GEOPHYSICAL RESEARCH LETTERS, VOL. 29, NO. 2, 10.1029/2001GL013781, 2002

Phase relations between climate proxy records: Potential effect of seasonal precipitation changes

Hezi Gildor1

Department of Environmental Sciences, Weizmann Institute of Science,
Israel

Michael Ghil

Department of Atmospheric Sciences and Institute of Geophysics and Planetary Physics, UCLA,
USA

[1]   Phase relations between climate variables are critical in order to ascertain the main mechanisms driving glaciation cycles. Proxy records from ice cores are commonly assumed to represent annual mean averages. These averages, however, may be biased toward a particular season due, for example, to a change in the distribution of precipitation. We demonstrate using a nine-box model of the climate system that the phase relation between atmospheric CO2 and temperature can be opposite during different seasons and, moreover, that the phase relation can change during different stages of the glacial cycle.
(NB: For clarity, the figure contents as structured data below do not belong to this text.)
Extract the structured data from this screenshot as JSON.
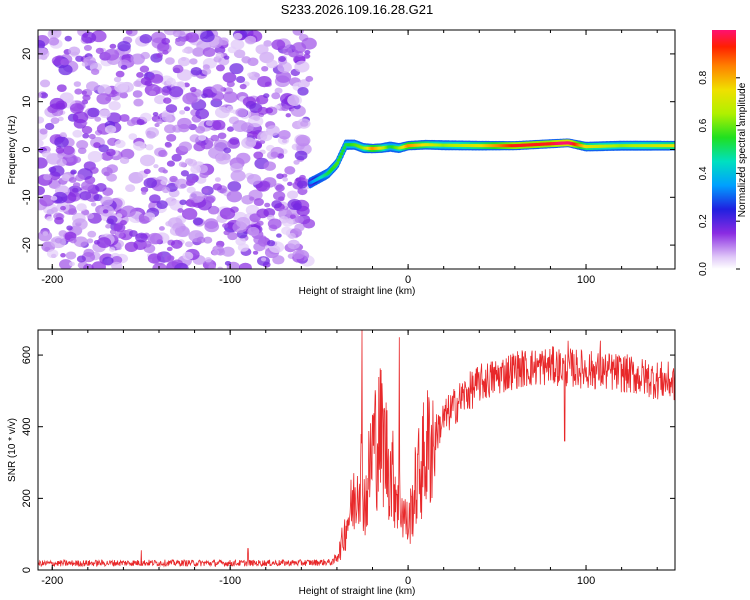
{
  "title": "S233.2026.109.16.28.G21",
  "chart_data": [
    {
      "type": "heatmap",
      "title": "S233.2026.109.16.28.G21",
      "xlabel": "Height of straight line (km)",
      "ylabel": "Frequency (Hz)",
      "xlim": [
        -208,
        150
      ],
      "ylim": [
        -25,
        25
      ],
      "xticks": [
        -200,
        -100,
        0,
        100
      ],
      "yticks": [
        -20,
        -10,
        0,
        10,
        20
      ],
      "noise_region_x": [
        -208,
        -55
      ],
      "frequency_track": {
        "x": [
          -55,
          -50,
          -45,
          -40,
          -35,
          -30,
          -25,
          -20,
          -15,
          -10,
          -5,
          0,
          10,
          20,
          40,
          60,
          80,
          90,
          100,
          120,
          150
        ],
        "y": [
          -7,
          -6,
          -5,
          -3,
          1,
          1,
          0.3,
          0.2,
          0.3,
          0.6,
          0.3,
          0.8,
          1,
          0.9,
          0.8,
          0.8,
          1.2,
          1.4,
          0.6,
          0.8,
          0.8
        ],
        "amplitude": [
          0.3,
          0.4,
          0.5,
          0.55,
          0.5,
          0.55,
          0.6,
          0.8,
          0.7,
          0.5,
          0.6,
          0.8,
          0.7,
          0.6,
          0.7,
          0.9,
          0.9,
          1.0,
          0.7,
          0.6,
          0.7
        ]
      },
      "colorbar": {
        "label": "Normalized spectral amplitude",
        "range": [
          0,
          1
        ],
        "ticks": [
          "0.0",
          "0.2",
          "0.4",
          "0.6",
          "0.8"
        ]
      }
    },
    {
      "type": "line",
      "xlabel": "Height of straight line (km)",
      "ylabel": "SNR (10 * v/v)",
      "xlim": [
        -208,
        150
      ],
      "ylim": [
        0,
        670
      ],
      "xticks": [
        -200,
        -100,
        0,
        100
      ],
      "yticks": [
        0,
        200,
        400,
        600
      ],
      "color": "#e8282a",
      "series_envelope": {
        "x": [
          -208,
          -150,
          -100,
          -60,
          -42,
          -38,
          -34,
          -30,
          -27,
          -24,
          -20,
          -15,
          -10,
          -5,
          0,
          5,
          10,
          20,
          30,
          40,
          60,
          80,
          100,
          120,
          140,
          150
        ],
        "y": [
          18,
          20,
          19,
          20,
          22,
          60,
          140,
          200,
          300,
          180,
          350,
          380,
          280,
          200,
          120,
          250,
          330,
          420,
          480,
          520,
          560,
          570,
          560,
          550,
          530,
          525
        ]
      },
      "spikes": [
        {
          "x": -26,
          "y": 670
        },
        {
          "x": -5,
          "y": 650
        },
        {
          "x": -150,
          "y": 55
        },
        {
          "x": -90,
          "y": 60
        },
        {
          "x": 90,
          "y": 640
        },
        {
          "x": 108,
          "y": 640
        },
        {
          "x": 88,
          "y": 360
        }
      ]
    }
  ]
}
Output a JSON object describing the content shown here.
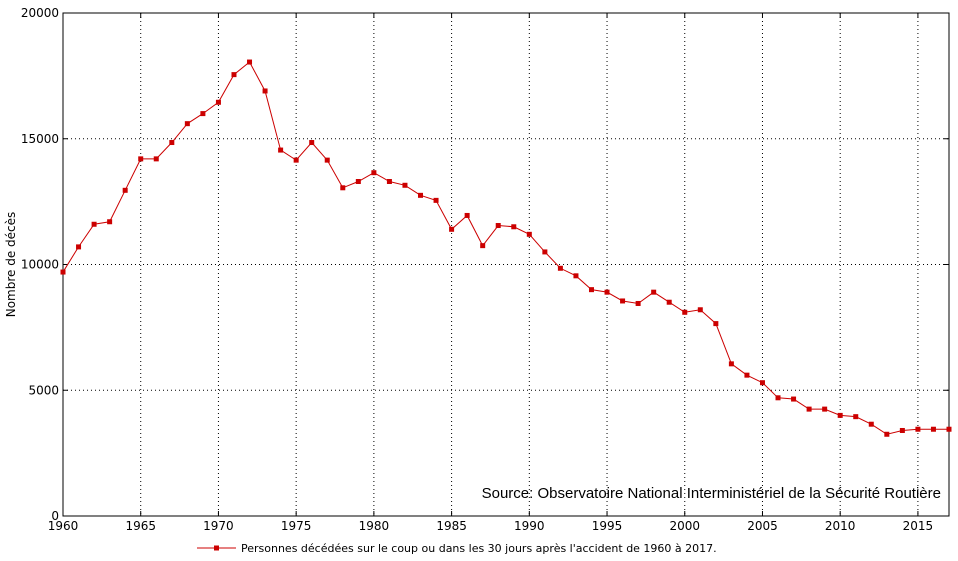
{
  "chart_data": {
    "type": "line",
    "title": "",
    "xlabel": "",
    "ylabel": "Nombre de décès",
    "xlim": [
      1960,
      2017
    ],
    "ylim": [
      0,
      20000
    ],
    "grid": true,
    "legend_position": "bottom",
    "x_ticks": [
      "1960",
      "1965",
      "1970",
      "1975",
      "1980",
      "1985",
      "1990",
      "1995",
      "2000",
      "2005",
      "2010",
      "2015"
    ],
    "y_ticks": [
      "0",
      "5000",
      "10000",
      "15000",
      "20000"
    ],
    "source_note": "Source: Observatoire National Interministériel de la Sécurité Routière",
    "line_color": "#cc0000",
    "series": [
      {
        "name": "Personnes décédées sur le coup ou dans les 30 jours après l'accident de 1960 à 2017.",
        "x": [
          1960,
          1961,
          1962,
          1963,
          1964,
          1965,
          1966,
          1967,
          1968,
          1969,
          1970,
          1971,
          1972,
          1973,
          1974,
          1975,
          1976,
          1977,
          1978,
          1979,
          1980,
          1981,
          1982,
          1983,
          1984,
          1985,
          1986,
          1987,
          1988,
          1989,
          1990,
          1991,
          1992,
          1993,
          1994,
          1995,
          1996,
          1997,
          1998,
          1999,
          2000,
          2001,
          2002,
          2003,
          2004,
          2005,
          2006,
          2007,
          2008,
          2009,
          2010,
          2011,
          2012,
          2013,
          2014,
          2015,
          2016,
          2017
        ],
        "values": [
          9700,
          10700,
          11600,
          11700,
          12950,
          14200,
          14200,
          14850,
          15600,
          16000,
          16450,
          17550,
          18050,
          16900,
          14550,
          14150,
          14850,
          14150,
          13050,
          13300,
          13650,
          13300,
          13150,
          12750,
          12550,
          11400,
          11950,
          10750,
          11550,
          11500,
          11200,
          10500,
          9850,
          9550,
          9000,
          8900,
          8550,
          8450,
          8900,
          8500,
          8100,
          8200,
          7650,
          6050,
          5600,
          5300,
          4700,
          4650,
          4250,
          4250,
          4000,
          3950,
          3650,
          3250,
          3400,
          3450,
          3450,
          3450
        ]
      }
    ]
  }
}
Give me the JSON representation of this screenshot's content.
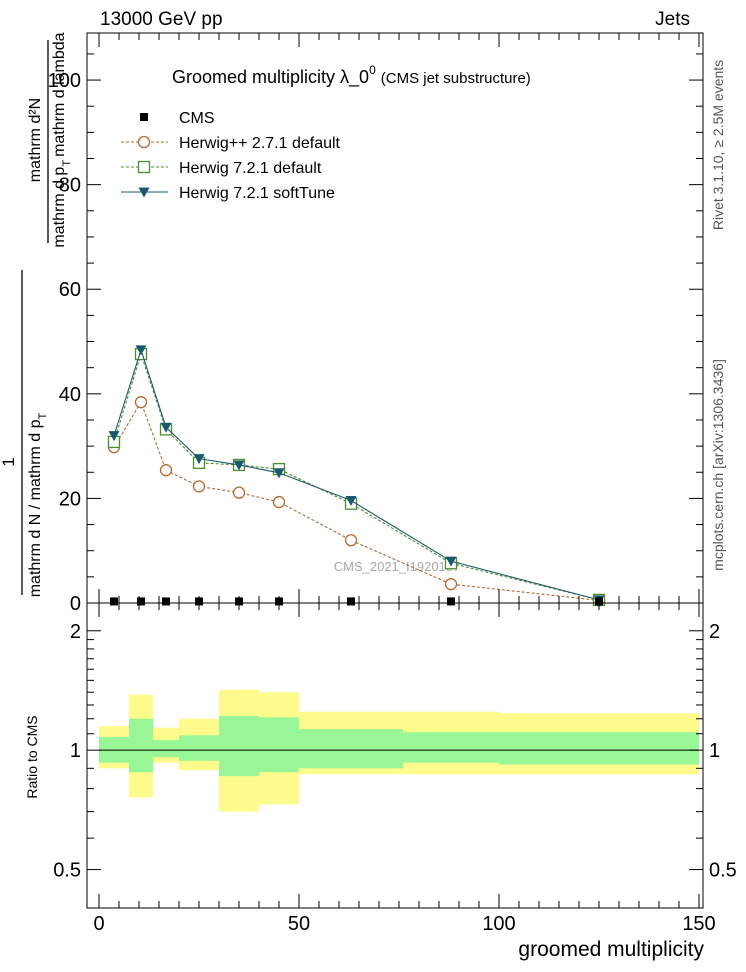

Ice-core records may thus favor one phase relation during certain stages over another. Our model can explain the observed lag of several thousand years of atmospheric CO2 behind temperature upon entering a stadial, given reasonable assumptions about the precipitation-weighted temperature record at Vostok.

Received 16 July 2001; revised 19 October 2001; accepted 12 November 2001; published 26 January 2002.

Index Terms: 3344 Meteorology and Atmospheric Dynamics: Paleoclimatology.


AGU

Citation: Gildor, H., and M. Ghil, Phase relations between climate proxy records: Potential effect of seasonal precipitation changes, Geophys. Res. Lett., 29(2), 10.1029/2001GL013781, 2002.